Dornoch gave us an amazingly wet and windy night (but no leaks in the Kite Wagon - we slept very well despite the weather) and having collected our dry washing and refilled the water tank, it was off for Forsinard and the Flow Country. By half past eight we were thundering up the A9 with a topped-up fuel tank and all set, despite the continuing northerly winds and showers, for another great day's adventuring.
At Helmsdale we turned off the A9 and took the lovely, scenic and single-track-with-passing-places A897 to Forsinard, where we had to turn round and come back to find the tiny RSPB centre, housed inside the old station buildings. We browsed the souvenir badges and picked up a red kite (naturally), a magpie, a wildcat, a barn owl and a golden eagle! Having done merchandising and wandered around the small but very informative displays, we girded our loins and sallied forth on a short walk through the bogs - on a safely paved path. We heard curlew and saw larks, the dwarf birch just budding and the bog cotton nearly flowering but otherwise the country was still very wintry.

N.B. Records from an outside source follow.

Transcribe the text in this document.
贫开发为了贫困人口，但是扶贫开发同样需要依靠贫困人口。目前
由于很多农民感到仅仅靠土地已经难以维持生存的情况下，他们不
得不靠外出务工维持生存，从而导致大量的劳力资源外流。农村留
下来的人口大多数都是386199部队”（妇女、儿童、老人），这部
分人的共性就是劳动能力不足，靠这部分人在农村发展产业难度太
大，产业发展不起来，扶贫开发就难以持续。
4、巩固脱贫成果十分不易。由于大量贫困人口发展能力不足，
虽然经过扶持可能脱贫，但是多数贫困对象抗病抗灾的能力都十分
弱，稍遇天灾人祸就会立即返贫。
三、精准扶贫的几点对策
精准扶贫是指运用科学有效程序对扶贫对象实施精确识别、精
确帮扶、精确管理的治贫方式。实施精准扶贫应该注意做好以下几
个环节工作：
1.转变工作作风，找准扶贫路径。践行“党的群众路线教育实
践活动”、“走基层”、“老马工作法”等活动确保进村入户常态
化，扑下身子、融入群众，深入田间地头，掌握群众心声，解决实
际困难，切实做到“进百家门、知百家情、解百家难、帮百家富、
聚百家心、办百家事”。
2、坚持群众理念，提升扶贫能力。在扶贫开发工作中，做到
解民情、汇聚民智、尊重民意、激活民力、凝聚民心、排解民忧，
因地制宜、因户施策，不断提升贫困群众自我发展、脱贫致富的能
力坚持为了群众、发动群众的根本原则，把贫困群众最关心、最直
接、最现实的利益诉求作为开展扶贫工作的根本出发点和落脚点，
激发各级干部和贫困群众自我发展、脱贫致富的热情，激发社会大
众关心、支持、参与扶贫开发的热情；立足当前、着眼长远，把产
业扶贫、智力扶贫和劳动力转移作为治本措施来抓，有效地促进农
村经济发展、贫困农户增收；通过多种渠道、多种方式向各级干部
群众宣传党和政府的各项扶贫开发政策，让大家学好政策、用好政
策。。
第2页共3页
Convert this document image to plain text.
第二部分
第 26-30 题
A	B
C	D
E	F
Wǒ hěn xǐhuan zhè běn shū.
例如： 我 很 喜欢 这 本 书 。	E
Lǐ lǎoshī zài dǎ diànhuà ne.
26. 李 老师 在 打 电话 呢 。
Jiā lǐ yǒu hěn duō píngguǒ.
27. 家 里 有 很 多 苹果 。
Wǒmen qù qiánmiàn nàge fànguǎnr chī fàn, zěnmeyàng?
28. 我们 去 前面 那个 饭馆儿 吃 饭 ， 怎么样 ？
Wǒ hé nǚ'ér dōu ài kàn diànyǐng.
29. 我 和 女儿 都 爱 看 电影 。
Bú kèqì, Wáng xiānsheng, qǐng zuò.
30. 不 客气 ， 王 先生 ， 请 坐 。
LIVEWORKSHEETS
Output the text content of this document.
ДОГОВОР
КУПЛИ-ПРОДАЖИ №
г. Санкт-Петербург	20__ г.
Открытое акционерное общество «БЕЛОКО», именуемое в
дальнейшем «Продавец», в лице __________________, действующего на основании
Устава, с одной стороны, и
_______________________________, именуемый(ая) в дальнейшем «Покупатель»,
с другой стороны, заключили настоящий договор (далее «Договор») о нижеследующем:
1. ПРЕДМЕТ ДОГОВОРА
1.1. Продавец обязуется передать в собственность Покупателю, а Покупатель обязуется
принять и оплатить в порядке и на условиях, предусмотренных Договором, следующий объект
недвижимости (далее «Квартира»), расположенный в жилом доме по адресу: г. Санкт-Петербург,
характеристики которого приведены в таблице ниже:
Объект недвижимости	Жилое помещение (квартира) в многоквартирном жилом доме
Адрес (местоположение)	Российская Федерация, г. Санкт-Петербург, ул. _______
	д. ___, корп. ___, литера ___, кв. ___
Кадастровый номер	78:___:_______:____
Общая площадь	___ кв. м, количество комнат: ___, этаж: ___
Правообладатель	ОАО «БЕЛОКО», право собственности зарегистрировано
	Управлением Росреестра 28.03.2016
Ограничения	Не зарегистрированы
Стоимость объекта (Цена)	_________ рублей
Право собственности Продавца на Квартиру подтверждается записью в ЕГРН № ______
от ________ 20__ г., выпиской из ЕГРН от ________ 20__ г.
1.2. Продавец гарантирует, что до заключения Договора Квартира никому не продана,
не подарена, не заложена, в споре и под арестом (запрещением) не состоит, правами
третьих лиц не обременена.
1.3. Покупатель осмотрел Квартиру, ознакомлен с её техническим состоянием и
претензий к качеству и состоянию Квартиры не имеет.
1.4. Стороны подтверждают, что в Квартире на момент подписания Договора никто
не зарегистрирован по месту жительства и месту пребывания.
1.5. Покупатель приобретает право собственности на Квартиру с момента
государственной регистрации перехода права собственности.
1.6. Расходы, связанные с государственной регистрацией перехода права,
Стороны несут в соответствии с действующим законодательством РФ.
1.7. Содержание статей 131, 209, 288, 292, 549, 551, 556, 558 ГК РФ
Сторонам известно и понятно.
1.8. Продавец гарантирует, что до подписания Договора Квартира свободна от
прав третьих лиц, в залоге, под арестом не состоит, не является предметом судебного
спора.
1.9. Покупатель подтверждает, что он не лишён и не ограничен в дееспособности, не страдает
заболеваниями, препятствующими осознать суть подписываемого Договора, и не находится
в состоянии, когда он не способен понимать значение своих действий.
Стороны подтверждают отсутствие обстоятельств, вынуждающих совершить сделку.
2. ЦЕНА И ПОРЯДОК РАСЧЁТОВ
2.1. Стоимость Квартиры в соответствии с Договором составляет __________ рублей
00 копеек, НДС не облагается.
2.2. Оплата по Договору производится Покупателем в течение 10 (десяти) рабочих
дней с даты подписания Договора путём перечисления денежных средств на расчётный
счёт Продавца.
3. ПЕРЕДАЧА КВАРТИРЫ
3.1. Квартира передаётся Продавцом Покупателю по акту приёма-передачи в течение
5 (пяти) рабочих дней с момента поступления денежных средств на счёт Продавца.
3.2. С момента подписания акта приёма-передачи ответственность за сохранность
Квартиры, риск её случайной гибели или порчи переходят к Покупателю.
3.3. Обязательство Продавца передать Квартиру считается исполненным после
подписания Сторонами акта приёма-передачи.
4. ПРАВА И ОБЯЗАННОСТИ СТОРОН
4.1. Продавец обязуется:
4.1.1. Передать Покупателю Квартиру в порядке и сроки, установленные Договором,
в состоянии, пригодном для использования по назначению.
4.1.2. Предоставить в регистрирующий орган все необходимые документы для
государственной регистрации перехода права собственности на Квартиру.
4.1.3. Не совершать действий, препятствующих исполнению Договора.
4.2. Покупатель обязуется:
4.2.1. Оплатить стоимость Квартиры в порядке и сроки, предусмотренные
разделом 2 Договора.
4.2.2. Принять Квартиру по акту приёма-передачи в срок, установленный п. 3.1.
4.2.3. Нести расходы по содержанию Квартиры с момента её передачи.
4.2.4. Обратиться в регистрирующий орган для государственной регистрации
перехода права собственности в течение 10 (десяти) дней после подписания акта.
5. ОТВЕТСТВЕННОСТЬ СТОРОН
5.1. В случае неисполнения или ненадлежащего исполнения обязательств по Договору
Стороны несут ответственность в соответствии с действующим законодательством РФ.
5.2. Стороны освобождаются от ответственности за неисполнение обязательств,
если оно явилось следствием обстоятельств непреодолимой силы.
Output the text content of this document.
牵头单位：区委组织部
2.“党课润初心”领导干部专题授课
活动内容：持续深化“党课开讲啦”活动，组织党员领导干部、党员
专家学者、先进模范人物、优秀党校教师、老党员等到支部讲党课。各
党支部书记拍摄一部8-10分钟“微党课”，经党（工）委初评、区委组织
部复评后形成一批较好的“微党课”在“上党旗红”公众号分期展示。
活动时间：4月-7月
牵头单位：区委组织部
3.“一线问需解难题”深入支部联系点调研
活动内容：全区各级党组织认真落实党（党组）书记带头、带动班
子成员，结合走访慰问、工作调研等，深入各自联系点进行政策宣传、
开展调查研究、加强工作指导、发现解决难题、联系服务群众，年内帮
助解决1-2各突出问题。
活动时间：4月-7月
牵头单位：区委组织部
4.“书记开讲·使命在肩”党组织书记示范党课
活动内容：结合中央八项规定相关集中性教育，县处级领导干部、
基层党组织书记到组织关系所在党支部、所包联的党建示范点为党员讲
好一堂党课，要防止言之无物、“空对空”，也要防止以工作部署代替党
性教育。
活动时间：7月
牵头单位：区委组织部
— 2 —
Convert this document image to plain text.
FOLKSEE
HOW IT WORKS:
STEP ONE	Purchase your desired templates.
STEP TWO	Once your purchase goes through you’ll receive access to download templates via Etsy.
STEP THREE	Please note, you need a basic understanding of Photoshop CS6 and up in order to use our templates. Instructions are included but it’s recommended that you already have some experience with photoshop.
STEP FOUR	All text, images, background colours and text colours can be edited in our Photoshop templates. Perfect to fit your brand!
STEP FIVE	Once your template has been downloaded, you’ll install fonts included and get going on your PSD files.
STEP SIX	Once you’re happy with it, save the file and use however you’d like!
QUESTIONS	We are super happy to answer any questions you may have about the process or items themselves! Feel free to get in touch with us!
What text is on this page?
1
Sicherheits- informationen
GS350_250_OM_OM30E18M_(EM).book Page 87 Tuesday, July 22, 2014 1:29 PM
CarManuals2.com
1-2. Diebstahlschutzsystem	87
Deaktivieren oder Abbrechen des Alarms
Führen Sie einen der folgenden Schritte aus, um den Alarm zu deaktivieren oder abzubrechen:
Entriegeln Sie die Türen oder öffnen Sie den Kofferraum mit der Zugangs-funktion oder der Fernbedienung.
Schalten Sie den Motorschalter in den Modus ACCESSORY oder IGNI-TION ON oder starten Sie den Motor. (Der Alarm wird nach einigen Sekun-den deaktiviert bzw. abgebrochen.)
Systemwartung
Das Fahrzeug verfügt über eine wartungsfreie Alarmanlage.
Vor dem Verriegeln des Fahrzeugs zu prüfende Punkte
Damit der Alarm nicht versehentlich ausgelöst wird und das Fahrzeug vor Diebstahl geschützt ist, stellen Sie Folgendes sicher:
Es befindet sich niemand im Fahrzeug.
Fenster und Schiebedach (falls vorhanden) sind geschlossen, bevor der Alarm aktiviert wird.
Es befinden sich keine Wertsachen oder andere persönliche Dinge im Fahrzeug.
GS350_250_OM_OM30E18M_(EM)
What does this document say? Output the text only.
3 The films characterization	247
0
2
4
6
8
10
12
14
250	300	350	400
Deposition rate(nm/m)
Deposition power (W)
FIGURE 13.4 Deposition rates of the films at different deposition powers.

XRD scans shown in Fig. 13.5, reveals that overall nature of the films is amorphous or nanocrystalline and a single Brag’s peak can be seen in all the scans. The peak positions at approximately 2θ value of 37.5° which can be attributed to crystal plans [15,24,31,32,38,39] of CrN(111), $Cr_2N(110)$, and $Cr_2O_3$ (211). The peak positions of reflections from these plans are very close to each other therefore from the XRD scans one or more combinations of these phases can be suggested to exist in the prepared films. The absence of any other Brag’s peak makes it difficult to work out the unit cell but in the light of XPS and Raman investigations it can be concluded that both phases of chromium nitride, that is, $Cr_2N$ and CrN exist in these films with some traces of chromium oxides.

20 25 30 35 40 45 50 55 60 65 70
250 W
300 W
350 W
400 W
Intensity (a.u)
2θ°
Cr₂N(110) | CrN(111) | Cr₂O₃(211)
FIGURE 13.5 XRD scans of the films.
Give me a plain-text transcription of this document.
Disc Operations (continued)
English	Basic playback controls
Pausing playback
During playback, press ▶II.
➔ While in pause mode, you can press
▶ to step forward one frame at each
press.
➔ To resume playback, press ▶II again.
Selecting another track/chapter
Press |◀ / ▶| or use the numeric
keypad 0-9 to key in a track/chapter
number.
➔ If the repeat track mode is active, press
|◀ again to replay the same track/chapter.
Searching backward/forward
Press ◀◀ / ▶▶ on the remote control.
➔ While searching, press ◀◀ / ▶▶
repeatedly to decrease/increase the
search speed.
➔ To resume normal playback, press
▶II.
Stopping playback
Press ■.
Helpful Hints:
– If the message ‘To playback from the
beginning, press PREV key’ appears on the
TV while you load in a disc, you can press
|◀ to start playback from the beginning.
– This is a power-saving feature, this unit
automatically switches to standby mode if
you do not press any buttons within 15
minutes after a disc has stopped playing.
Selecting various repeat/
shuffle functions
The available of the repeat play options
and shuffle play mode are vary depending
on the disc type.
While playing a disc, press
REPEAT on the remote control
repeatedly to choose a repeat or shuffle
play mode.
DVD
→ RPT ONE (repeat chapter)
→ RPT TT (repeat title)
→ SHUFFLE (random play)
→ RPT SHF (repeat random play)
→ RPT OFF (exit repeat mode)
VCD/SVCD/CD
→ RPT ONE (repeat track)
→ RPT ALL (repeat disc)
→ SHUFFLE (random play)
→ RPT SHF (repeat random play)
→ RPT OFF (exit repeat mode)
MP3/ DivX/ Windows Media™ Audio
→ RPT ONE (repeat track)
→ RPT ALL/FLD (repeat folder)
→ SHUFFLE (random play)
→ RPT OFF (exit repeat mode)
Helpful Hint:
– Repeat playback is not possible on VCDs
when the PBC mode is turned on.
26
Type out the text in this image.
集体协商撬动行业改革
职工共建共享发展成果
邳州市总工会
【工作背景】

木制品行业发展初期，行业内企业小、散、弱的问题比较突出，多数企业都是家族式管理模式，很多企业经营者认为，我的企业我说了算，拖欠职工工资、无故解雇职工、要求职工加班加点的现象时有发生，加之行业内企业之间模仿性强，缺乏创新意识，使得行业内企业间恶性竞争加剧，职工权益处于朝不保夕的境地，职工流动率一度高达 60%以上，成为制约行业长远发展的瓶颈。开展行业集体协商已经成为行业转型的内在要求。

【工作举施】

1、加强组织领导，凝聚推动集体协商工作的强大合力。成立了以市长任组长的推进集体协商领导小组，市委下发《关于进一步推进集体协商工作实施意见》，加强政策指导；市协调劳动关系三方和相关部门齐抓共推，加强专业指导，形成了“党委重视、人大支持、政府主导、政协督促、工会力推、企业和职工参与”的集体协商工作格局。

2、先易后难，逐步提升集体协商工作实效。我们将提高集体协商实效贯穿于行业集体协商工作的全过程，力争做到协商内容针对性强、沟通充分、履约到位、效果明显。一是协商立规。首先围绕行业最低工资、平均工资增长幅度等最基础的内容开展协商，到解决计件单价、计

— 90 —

Our expedition completed, it was back to the Kite Wagon to heat up tomato soup, brew a pot of tea and devour bread and cheese with the soup for lunch. By half past one we were on the move again, continuing north for the coast. We spotted the vanishing rear end of a very stocky, thick-tailed tabby cat vanishing up a bank at a place called Trantlemore, so we think it may have been a wildcat, who do live in the area! If so, that's quite a notable sighting for us as neither of us have seen one in the wild before!
We reached the coast road and hung a right, reaching Thurso before half past two, so decided to push on for John O'Groats - it seemed a shame not to get there while we were so close! On the way we checked out Gills Bay, where we catch the ferry tomorrow, and on parking at John O'Groats, the trip meter read 1009! I set it when I first filled the tank just tten days ago almost at the other end of the country so this feels like a significant milestone.
Once we'd frozen our fingers taking proof-we-were-here pics, we made hurriedly off in search of a less windy overnight spot. We're now parked in an old quarry above the village, kindly pointed out to us by a lovely lady in the post office, and drinking hot chocolate. An early night awaits, then early tomorrow we go to meet the ferry!